Singapore in the 1960s and 1970s isn’t yet a glittering metropolis—instead, it’s a warren of squatters’ shacks and crowded alleys, where young Wong Ping-ping struggles to survive. Her mother, Yoke Lan, a beautiful nightclub singer/courtesan who plays a Chinese instrument called the pipa, left her for Hong Kong to seek her fortune. Ping sleeps in a cage in a rooming house, working in the landlord’s cafe and local markets to earn money for school books. Her boon companion is Weng, the son of a poor family, who dreams of being a flautist; his father, a river worker, is also a pipa virtuoso who takes Ping on as a student. They lead a threadbare but rich existence in the multiracial bustle of Singapore’s Chinatown and along the colorful, decrepit banks of the city’s river. But then Yoke Lan returns with a rich husband, and Ping moves to their grand house, posing as a distant relative to hide her mother’s disreputable past.
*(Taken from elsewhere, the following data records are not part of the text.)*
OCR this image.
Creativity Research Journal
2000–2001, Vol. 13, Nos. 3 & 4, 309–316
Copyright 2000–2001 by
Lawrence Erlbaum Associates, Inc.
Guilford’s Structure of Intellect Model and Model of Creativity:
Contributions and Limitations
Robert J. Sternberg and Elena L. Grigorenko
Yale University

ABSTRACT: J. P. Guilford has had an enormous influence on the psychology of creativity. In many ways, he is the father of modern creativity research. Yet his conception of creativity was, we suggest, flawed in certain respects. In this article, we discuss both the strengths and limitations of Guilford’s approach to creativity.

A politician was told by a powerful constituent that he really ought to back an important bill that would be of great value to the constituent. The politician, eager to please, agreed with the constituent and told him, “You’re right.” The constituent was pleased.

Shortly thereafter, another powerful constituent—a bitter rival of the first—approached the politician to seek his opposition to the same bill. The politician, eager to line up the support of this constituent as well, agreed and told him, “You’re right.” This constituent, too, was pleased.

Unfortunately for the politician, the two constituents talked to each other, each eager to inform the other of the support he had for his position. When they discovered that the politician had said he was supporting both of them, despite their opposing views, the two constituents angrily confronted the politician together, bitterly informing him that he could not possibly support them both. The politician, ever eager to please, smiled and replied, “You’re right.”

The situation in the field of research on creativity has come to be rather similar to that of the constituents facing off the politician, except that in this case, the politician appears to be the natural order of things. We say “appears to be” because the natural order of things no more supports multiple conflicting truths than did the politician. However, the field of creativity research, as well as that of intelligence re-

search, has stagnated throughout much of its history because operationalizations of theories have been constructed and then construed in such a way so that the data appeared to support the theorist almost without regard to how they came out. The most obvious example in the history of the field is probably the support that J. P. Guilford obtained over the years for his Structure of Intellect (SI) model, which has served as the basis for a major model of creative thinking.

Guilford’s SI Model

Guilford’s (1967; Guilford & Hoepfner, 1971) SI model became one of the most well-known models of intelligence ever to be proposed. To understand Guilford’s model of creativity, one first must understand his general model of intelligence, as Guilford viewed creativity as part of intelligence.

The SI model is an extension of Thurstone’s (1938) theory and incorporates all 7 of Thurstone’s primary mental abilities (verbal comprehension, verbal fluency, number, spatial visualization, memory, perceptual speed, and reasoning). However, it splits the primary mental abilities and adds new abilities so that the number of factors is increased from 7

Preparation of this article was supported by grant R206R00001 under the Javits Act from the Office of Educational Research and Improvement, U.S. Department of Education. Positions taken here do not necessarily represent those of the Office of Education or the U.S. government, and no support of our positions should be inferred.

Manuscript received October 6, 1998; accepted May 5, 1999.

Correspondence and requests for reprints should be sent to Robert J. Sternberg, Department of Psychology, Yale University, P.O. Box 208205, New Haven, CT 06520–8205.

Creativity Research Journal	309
Ping’s new life is wonderfully advantaged but loveless and tense; meanwhile, her deepening involvement with Weng becomes complicated by their starkly diverging fortunes. Her stepfather’s business moves to evict Weng’s neighborhood from a riverfront where land values are skyrocketing along with Singapore’s economy. Fate carries Ping to America, and after decades, she returns to take stock of her fraught relationships with Yoke Lan and Weng. Singaporean novelist Lim paints an evocative, atmospheric portrait of old Singapore and its vigorous, sometimes-brutal transition to modernity. She shows readers deeply rooted communities bulldozed to make way for grandiose developments; populist movements pitted against brusque bureaucracies and police strong-arming; and traditional cultures crumbling before a new ethos of on-the-make capitalism and technocratic expertise. Her well-drawn characters bear the scars of this history—Yoke Lan, for example, is a bundle of brittle social ambitions and insecurities as she tries to fit in with the elite—yet they retain their vibrant individuality as they struggle to keep their feet amid the upheaval. Lim tells their story in prose that’s subtle, cleareyed and lyrical, linking a city’s rise with the emotional travails of its inhabitants.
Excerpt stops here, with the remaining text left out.